The long awaited Public Bodies Bill was introduced to the House of Lords by Lord Taylor of Holbeach last Friday, 29 October. Lord Taylor, a former opposition whip and EFRA spokesperson and director of Taylor Bulbs in Spalding, became a life peer in 2006 and is now a Government whip and spokesperson in the Lords for the Cabinet Office, Energy and Climate Change and Work and Pensions. The Bill is due to have its second reading in the Lords on 9 November.
Unsurprisingly, the Bill is in the nature of framework enabling legislation, making provision for change by ministerial order rather than by substantive provision in the Bill itself. If the Bill is enacted as it stands and without any ministerial commitment to additional consultation or scrutiny, it would thus follow that none of the orders reforming public bodies might be seen until each was laid in Parliament and, then under affirmative resolution procedure, they would be incapable of amendment and would need only to be voted though after a relative short debate in each House. Three issues are likely to loom large during the passage of the Bill:
- are the right public bodies identified in relation to the various powers proposed?
- what assurances can be given or constraints imposed on the exercise of the powers?
- are the extent of the delegated powers and the limited provision made for Parliamentary scrutiny of the orders implementing its provisions appropriate?
The delegated powers proposed are certainly very considerable and have already attracted criticism from the House of Lords Constitution Committee who say that the Bill is a type of framework Bill which "drains the lifeblood of legislative amendment and debate across a very broad range of public arrangements. In particular, it hits directly at the role of the House of Lords as a revising chamber...We fail to see why such parliamentary debate and deliberation should be denied to proposals now to abolish or to redesign such bodies."

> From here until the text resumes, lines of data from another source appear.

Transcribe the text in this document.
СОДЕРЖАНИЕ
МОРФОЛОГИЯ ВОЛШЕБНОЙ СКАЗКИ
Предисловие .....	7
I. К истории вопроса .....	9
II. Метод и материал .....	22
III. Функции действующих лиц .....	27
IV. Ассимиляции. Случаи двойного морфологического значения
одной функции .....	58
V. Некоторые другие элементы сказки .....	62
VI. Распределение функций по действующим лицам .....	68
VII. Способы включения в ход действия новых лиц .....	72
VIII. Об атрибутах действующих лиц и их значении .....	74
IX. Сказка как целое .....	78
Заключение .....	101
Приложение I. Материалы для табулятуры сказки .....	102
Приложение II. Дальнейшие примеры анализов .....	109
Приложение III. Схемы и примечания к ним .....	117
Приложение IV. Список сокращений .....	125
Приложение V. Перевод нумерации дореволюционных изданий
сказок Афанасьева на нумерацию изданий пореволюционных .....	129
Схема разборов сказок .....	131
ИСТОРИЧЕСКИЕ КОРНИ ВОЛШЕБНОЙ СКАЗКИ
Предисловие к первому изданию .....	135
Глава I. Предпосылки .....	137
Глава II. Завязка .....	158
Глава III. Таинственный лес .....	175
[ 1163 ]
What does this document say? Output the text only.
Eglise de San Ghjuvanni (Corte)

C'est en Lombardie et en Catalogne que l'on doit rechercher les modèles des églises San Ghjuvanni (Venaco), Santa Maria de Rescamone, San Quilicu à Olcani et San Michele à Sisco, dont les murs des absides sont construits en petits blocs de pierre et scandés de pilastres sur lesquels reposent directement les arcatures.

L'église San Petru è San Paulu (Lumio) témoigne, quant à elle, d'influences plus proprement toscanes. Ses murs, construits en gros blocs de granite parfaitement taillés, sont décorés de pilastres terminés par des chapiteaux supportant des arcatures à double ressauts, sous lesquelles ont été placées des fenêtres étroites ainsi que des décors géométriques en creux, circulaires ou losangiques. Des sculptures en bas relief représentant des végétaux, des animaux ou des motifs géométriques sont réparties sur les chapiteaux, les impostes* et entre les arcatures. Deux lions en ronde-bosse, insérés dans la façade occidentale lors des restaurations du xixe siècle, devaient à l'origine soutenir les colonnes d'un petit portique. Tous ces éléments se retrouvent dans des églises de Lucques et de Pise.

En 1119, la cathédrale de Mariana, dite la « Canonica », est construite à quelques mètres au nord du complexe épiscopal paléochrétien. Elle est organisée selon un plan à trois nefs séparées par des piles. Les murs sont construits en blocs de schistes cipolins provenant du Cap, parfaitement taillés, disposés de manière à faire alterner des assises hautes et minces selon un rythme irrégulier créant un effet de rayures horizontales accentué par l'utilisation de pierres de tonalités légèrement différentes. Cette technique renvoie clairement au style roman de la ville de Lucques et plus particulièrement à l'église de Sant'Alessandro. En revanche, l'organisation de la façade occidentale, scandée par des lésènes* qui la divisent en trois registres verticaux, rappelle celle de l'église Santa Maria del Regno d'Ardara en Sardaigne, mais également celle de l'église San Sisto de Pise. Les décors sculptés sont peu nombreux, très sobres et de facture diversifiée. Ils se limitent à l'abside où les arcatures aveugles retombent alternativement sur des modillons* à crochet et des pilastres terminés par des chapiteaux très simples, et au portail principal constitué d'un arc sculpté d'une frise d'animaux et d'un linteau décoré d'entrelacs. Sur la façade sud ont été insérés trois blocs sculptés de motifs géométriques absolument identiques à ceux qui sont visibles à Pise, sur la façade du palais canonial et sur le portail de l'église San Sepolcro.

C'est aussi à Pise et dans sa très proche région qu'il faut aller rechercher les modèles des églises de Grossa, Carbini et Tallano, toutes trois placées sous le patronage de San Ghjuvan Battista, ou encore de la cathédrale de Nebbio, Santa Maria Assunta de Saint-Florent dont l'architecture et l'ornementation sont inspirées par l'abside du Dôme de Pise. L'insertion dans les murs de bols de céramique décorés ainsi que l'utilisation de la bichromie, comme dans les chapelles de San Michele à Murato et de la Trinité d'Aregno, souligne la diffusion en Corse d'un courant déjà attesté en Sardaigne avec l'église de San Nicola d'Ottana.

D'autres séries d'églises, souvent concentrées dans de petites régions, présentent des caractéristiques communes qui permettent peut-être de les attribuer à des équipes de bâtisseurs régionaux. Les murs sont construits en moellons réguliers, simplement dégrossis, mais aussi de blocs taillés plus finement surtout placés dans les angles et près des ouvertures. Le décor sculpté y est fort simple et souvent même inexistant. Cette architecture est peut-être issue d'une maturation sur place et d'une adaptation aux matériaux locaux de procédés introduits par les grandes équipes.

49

Enabling powers of this sort have proved controversial in the recent past, for example on the Bill for what became the Legislative and Regulatory Reform Act 2006 where the attempt by the then Government significantly to widen the power to modify primary legislation by way of legislative reform orders was severely curtailed by amendments during the passage of the Bill. Debate on this subject centres on what are called, in a critical fashion, ‘Henry VIII clauses'. Named after the Statute of Proclamations 1539, these are provisions which enable primary legislation to be amended or repealed by subordinate legislation. Henry VIII and his generation famously took a robust approach to the exercise of legislative power even providing through legislation for the Bishop of Rochester's cook to be boiled alive. However, until relatively recently, the use of delegated legislation was generally frowned upon and especially Henry VIII clauses. The use of Henry VIII clauses in particular was severely deprecated in the Donoughmore Report of 1932, following which no new powers of that sort were granted until the end of the Second World War. In the last 25 years, the trend has been the opposite way with the majority of public legislation being written upon the basis that detailed implementation is to be through delegated legislation and with Henry VIII clauses though still somewhat exceptional becoming more widespread.
The report from the Constitution Committee suggests that the debate upon them will now be resumed and at a time when there appears to be a particular appetite for Parliament to reclaim some control over the Executive. Let us not forget also that the Queen's Speech included the promise that ‘My Government will propose Parliamentary and political reform to restore trust in democratic institutions and rebalance the relationship between the citizen and the state'. It will be interesting to see how the debate develops and whether that promise extends to some new developments in the treatment of delegated legislation.